The output showed that **quanteda** needs R 3.4.0 only because **slam** requires. Our package depends on **slam** because of **wordcloud**.

```
quanteda: R (>= 3.4.0)
extrafont: R (>= 2.15)
extrafontdb: R (>= 2.14)
Rttf2pt1: R (>= 2.15)
digest: R (>= 2.4.1)
Matrix: R (>= 3.0.1)
lattice: R (>= 3.0.0)
wordcloud:
RColorBrewer: R (>= 2.0.0)
slam: R (>= 3.4.0)
Rcpp: R (>= 3.0.0)
sna: R (>= 2.0.0)
network: R (>= 2.10)
ggrepel: R (>= 3.0.0)
ggplot2: R (>= 3.1)
digest: R (>= 2.4.1)
gtable: R (>= 2.14)
MASS: R (>= 3.1.0)
plyr: R (>= 3.1.0)
Rcpp: R (>= 3.0.0)
reshape2: R (>= 3.1)
plyr: R (>= 3.1.0)
Rcpp: R (>= 3.0.0)
Rcpp: R (>= 3.0.0)
stringr: R (>= 3.1)
glue: R (>= 3.1)
stringi: R (>= 2.14)
scales: R (>= 2.13)
RColorBrewer: R (>= 2.0.0)
dichromat: R (>= 2.10)
plyr: R (>= 3.1.0)
Rcpp: R (>= 3.0.0)
Rcpp: R (>= 3.0.0)
R6: R (>= 3.0)
viridisLite: R (>= 2.10)
tibble: R (>= 3.1.0)
cli: R (>= 2.10)
rlang: R (>= 3.1.0)
lazyeval: R (>= 3.1.0)
Rcpp: R (>= 3.0.0)
scales: R (>= 2.13)
RColorBrewer: R (>= 2.0.0)
dichromat: R (>= 2.10)
plyr: R (>= 3.1.0)
Rcpp: R (>= 3.0.0)
Rcpp: R (>= 3.0.0)
R6: R (>= 3.0)
viridisLite: R (>= 2.10)
RcppParallel: R (>= 3.0.2)
RSpectra: R (>= 3.0.2)
Matrix: R (>= 3.0.1)
lattice: R (>= 3.0.0)
Rcpp: R (>= 3.0.0)
stringi: R (>= 2.14)
ggplot2: R (>= 3.1)
digest: R (>= 2.4.1)
gtable: R (>= 2.14)
MASS: R (>= 3.1.0)
plyr: R (>= 3.1.0)
Rcpp: R (>= 3.0.0)
reshape2: R (>= 3.1)
plyr: R (>= 3.1.0)
Rcpp: R (>= 3.0.0)
Rcpp: R (>= 3.0.0)
stringr: R (>= 3.1)
glue: R (>= 3.1)
stringi: R (>= 2.14)
scales: R (>= 2.13)
RColorBrewer: R (>= 2.0.0)
dichromat: R (>= 2.10)
plyr: R (>= 3.1.0)
Rcpp: R (>= 3.0.0)
Rcpp: R (>= 3.0.0)
R6: R (>= 3.0)
viridisLite: R (>= 2.10)
tibble: R (>= 3.1.0)
cli: R (>= 2.10)
rlang: R (>= 3.1.0)
lazyeval: R (>= 3.1.0)
XML: R (>= 2.13.0)
lubridate: R (>= 3.0.0)
stringr: R (>= 3.1)
glue: R (>= 3.1)
stringi: R (>= 2.14)
Rcpp: R (>= 3.0.0)
spacyr: R (>= 3.0.0)
data.table: R (>= 3.0.0)
reticulate: R (>= 3.0)
jsonlite:
Rcpp: R (>= 3.0.0)
stopwords: R (>= 2.10)
ISOcodes: R (>= 2.10.0)
```

Since we never use **tm** for text processing, we decided to write our own function for word cloud incorporating the publicly available code and drop **tm** from our dependencies.

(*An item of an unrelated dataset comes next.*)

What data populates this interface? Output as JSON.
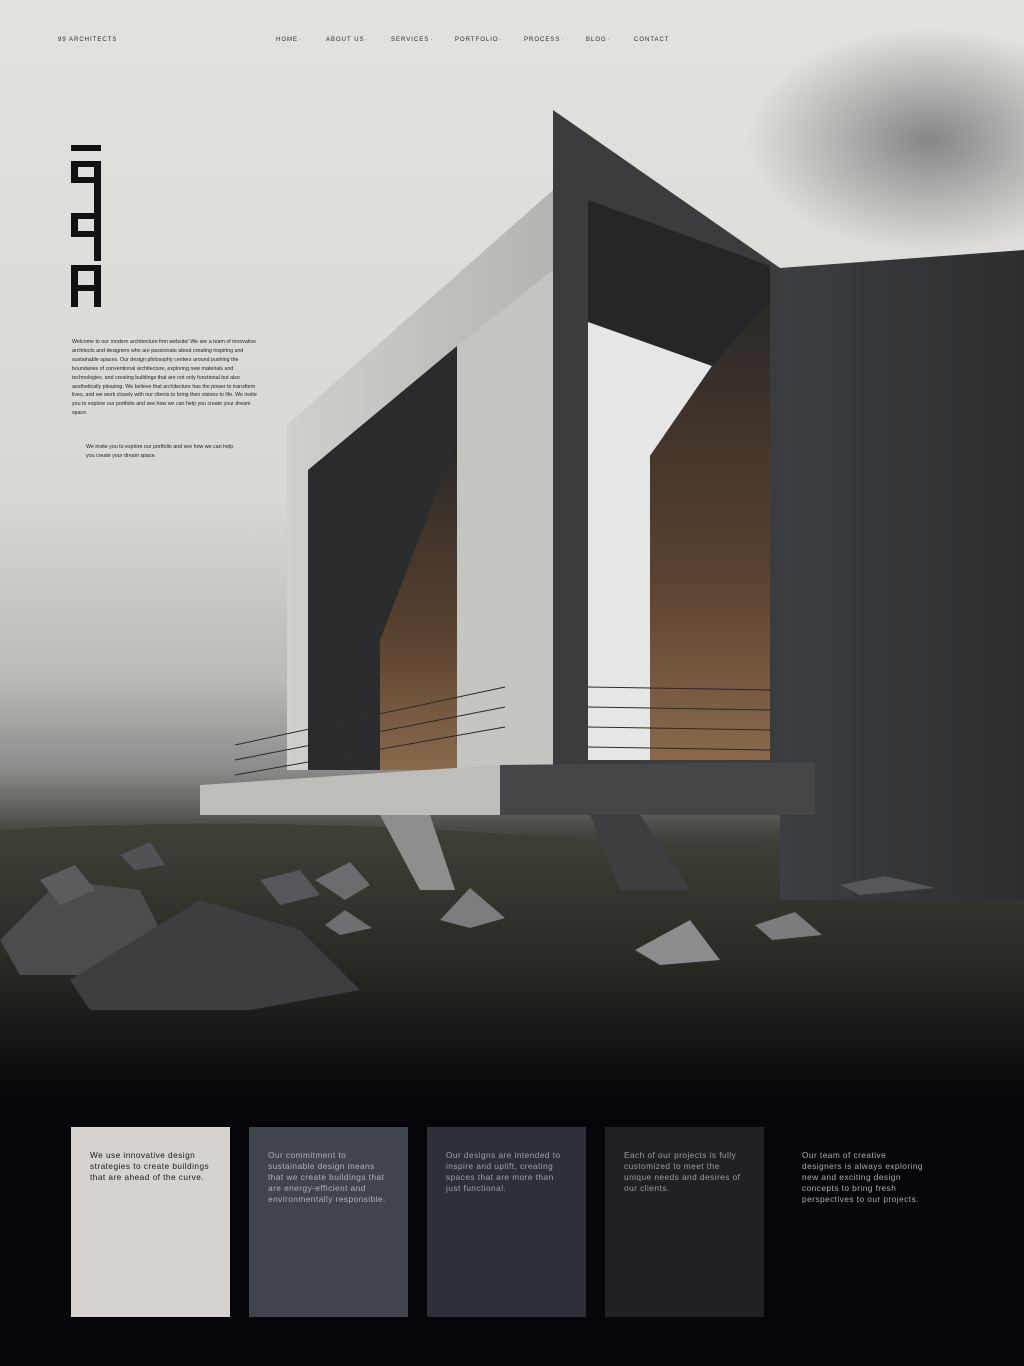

Since this change in v1.1.0, **quanteda** and other packages that depend on it (e.g. **tidytext**) can be installed only with R 3.1.0, which was released over three years ago. I hope

this change to make quantitative text analysis more accessible to R users, especially to those in the industry.